NewcastleGateshead Cultural Venues (NGCV), along with research and technology partners, Morris Hargreaves McIntyre and Tariff Street have been awarded funding from The Digital R&D Fund for the Arts to develop audiences for arts and culture in the North East.
The Digital R&D Fund for the Arts is a £7 million fund from Arts Council England, the Arts and Humanities Research Council and Nesta to support collaboration between arts projects, technology providers and researchers to explore the potential of increasing audience engagement or find new business models.
‘The Unusual Suspects’ is one of 12 projects across the UK to be selected for funding and one of four that will examine the potential of big data (high volume, high velocity information). The project was developed in response to an open call for big data proposals intended to explore how data might help the arts and culture sector to develop new business models.
The idea behind the ‘The Unusual Suspects’is for more people to be given the opportunity to participate and attend arts and cultural venues. The consortium will create a data ‘commonwealth’ to test the most effective ways to re-engage with those who visit infrequently, encourage audiences to cross-over between venues and enable individuals to have a deeper level of engagement. The project, which has been awarded £184,325, aims to significantly increase the value derived from the venues publicly-funded activities.

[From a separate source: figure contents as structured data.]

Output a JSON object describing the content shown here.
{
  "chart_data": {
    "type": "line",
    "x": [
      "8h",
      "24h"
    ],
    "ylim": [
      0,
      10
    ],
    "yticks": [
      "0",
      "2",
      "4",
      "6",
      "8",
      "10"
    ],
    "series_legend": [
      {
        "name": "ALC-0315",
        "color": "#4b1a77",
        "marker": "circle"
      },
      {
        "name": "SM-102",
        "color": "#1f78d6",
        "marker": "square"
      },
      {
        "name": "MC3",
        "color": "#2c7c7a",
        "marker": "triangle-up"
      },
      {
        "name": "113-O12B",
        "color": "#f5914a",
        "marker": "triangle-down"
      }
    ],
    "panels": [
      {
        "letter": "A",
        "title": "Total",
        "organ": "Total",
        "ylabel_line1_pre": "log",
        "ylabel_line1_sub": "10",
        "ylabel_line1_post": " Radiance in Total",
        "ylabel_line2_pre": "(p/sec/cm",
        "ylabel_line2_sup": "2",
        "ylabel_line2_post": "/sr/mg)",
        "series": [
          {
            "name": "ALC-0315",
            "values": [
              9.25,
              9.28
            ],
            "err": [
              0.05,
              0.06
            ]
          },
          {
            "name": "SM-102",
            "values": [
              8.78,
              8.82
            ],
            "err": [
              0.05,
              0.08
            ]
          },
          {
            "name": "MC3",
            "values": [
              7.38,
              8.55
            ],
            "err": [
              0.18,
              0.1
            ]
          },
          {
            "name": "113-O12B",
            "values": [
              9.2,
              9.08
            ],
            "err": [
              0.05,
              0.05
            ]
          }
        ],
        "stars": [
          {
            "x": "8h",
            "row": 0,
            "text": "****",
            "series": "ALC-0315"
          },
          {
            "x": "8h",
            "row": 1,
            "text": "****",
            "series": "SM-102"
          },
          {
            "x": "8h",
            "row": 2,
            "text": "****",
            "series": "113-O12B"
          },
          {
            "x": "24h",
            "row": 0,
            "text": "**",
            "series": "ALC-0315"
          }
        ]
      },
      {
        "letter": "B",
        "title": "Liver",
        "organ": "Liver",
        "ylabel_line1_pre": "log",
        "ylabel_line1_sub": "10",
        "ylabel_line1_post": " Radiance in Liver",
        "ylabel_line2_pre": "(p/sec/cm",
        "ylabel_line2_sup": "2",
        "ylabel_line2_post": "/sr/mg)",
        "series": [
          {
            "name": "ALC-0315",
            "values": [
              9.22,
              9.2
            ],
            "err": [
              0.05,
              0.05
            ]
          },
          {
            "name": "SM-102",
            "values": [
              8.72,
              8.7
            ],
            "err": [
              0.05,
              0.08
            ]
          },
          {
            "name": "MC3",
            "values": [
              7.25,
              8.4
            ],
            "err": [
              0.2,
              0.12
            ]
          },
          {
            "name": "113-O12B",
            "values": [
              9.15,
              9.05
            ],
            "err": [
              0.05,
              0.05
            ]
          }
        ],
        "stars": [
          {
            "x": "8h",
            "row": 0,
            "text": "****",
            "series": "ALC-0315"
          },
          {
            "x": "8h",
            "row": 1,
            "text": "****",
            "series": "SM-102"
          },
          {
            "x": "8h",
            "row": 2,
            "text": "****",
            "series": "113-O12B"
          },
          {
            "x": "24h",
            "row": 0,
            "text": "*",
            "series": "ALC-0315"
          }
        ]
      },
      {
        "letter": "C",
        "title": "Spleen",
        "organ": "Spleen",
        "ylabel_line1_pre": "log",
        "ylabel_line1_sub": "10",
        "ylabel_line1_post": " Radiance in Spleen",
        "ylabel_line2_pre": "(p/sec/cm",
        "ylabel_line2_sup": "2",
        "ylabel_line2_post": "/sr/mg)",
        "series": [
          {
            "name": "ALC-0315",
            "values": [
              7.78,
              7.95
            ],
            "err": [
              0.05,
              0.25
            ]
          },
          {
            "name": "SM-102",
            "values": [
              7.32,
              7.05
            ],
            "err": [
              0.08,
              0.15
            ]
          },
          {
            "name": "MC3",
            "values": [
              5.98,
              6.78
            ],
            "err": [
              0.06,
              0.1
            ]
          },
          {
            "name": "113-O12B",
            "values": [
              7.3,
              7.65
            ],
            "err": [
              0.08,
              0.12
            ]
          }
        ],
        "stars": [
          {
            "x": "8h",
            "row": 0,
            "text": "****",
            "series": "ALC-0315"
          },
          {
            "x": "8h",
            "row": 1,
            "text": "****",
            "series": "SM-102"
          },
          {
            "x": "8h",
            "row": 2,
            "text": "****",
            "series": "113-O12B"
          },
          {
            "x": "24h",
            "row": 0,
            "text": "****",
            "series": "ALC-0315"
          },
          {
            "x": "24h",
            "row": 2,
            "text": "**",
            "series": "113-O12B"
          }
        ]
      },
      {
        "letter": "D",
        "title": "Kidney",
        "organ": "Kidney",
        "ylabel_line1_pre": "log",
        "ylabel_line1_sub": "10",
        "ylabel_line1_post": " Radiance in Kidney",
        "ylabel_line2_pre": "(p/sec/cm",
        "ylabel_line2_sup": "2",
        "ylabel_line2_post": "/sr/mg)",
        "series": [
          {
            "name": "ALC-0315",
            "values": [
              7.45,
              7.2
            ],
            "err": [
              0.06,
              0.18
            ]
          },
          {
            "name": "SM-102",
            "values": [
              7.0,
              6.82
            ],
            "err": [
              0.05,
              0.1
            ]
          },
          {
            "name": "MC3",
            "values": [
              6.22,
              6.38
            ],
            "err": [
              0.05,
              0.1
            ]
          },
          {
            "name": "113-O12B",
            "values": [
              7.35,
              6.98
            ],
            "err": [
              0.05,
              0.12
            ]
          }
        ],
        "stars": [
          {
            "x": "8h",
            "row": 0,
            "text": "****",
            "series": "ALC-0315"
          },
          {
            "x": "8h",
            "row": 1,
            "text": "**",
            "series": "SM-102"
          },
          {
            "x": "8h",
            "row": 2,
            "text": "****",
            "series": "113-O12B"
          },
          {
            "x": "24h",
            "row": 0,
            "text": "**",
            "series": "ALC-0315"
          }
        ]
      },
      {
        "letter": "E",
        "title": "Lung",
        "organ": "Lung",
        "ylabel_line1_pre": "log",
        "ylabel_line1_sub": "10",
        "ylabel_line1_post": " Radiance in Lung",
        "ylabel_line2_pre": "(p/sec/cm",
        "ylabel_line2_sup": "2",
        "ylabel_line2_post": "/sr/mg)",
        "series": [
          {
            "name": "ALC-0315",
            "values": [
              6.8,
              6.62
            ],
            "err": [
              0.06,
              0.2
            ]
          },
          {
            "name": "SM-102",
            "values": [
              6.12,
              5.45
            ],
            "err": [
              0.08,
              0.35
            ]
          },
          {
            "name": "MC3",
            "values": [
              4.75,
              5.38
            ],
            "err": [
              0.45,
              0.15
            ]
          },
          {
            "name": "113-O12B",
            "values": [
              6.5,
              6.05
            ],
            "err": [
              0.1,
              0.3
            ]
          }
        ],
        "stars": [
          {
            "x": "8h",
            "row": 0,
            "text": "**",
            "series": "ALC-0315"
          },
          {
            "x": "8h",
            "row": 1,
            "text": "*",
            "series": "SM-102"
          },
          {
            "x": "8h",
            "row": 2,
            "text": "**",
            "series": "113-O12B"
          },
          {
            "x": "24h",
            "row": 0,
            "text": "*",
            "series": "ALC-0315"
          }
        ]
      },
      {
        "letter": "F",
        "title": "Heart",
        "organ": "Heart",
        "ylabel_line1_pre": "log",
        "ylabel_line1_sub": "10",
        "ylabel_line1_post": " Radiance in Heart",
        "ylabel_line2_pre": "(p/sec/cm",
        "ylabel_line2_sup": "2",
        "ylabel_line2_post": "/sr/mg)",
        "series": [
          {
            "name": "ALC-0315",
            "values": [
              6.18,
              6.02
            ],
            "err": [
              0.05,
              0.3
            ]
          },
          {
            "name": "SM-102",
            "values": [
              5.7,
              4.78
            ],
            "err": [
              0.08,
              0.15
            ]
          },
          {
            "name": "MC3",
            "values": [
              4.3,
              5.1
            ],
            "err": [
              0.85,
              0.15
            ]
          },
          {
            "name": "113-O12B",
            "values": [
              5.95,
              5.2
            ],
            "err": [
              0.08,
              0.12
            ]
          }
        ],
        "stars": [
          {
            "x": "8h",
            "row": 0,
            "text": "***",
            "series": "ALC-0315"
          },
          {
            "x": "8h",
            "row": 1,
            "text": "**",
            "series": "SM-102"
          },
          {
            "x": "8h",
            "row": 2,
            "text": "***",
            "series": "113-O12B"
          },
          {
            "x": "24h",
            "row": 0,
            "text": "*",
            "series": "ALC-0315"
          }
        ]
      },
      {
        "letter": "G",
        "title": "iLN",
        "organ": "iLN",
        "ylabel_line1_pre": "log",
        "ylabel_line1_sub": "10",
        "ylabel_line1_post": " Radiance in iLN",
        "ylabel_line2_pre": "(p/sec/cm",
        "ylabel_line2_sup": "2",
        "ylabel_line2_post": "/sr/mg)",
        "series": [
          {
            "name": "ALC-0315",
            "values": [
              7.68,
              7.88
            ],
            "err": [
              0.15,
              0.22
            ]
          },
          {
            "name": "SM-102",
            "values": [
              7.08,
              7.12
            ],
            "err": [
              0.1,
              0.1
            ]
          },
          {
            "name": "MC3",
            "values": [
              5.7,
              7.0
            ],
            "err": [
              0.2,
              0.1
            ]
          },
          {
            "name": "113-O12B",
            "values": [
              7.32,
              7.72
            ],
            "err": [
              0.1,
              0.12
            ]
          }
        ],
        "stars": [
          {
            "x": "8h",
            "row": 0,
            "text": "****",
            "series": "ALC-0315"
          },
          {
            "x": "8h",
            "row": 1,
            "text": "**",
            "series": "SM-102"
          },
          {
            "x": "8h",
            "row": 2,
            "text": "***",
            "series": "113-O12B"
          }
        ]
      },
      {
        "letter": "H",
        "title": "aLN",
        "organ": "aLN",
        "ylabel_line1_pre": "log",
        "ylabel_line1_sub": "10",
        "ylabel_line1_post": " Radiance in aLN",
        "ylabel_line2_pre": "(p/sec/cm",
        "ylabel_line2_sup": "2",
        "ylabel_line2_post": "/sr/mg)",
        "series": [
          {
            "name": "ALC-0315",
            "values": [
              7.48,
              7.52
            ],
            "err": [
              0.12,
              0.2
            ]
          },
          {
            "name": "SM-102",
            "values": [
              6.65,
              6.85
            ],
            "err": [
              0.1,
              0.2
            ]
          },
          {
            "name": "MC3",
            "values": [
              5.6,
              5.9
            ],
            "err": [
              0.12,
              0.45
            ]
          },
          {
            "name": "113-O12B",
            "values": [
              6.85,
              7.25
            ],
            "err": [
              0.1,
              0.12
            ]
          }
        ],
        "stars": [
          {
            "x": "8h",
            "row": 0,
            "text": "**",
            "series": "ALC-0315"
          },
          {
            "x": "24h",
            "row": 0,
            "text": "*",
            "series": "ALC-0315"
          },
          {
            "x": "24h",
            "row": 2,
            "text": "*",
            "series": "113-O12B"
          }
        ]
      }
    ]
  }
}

Dance City is the lead arts organisation for the project, working together with 8 other NGCV organisations. NGCV is an innovative network of building-based cultural producers in North East England who work together to engage more deeply with audiences. ‘The Unusual Suspects’ project partners are Dance City, BALTIC, Centre for Life, Live Theatre, Northern Stage, Sage Gateshead, Seven Stories, Tyne & Wear Archives & Museums and Tyneside Cinema working with Morris Hargreaves McIntyre - cultural strategy and research agency and software development agency Tariff Street.
Anthony Baker, Dance City Artistic Director and Joint CEO, said: “This is a fantastic opportunity for some of the North East’s leading arts and cultural venues to reach out to audiences who are less engaged with what we have to offer. We have an amazing cultural offer here in the North East and of course we want to look for every opportunity to involve more people in our work so they can enjoy, take part in and be inspired by the arts in our region.”
Mark Dobson, Chief Executive of Tyneside Cinema and Chair of the NGCV Audience Development Group said: “We are delighted to have been awarded this funding. The project is truly innovative and groundbreaking, both nationally and internationally.
Our business model is pioneering a new approach to collaborative working, whilst many organisations work collaboratively from time to time, the extent and scope of the NGCV partnership is unprecedented in the sector and the envy of many organisations across the country. The project couldn’t happen without the commitment and innovation of our partners Morris Hargreaves McIntyre and Tariff Street.”
Each project’s findings, research and progress will be charted on Native, the Fund’s learning website, enabling other arts and cultural organisations to learn from the work the Fund is supporting. An emphasis is placed on projects offering valuable learning and institutional knowledge transfer within the arts sector.
For more information about the project and the Audience Development work undertaken by NGCV, click here and for more information about The Unusual Suspects, click here (This page will be updated as research findings are published)
The Digital R&D fund for the Arts is a £7 million fund to support collaboration between organisations with arts projects, technology providers, and researchers. It is a partnership between Arts Council England (www.artscouncil.org.uk), Arts and Humanities Research Council (www.ahrc.ac.uk) and Nesta (www.nesta.org.uk).
We want to see projects that use digital technology to enhance audience reach and/or develop new business models for the arts sector. With a dedicated researcher or research team as part of the three-way collaboration, learning from the project can be captured and disseminated to the wider arts sector.
Every project needs to identify a particular question or problem that can be tested. Importantly this question needs to generate knowledge for other arts organisations that they can apply to their own digital strategies.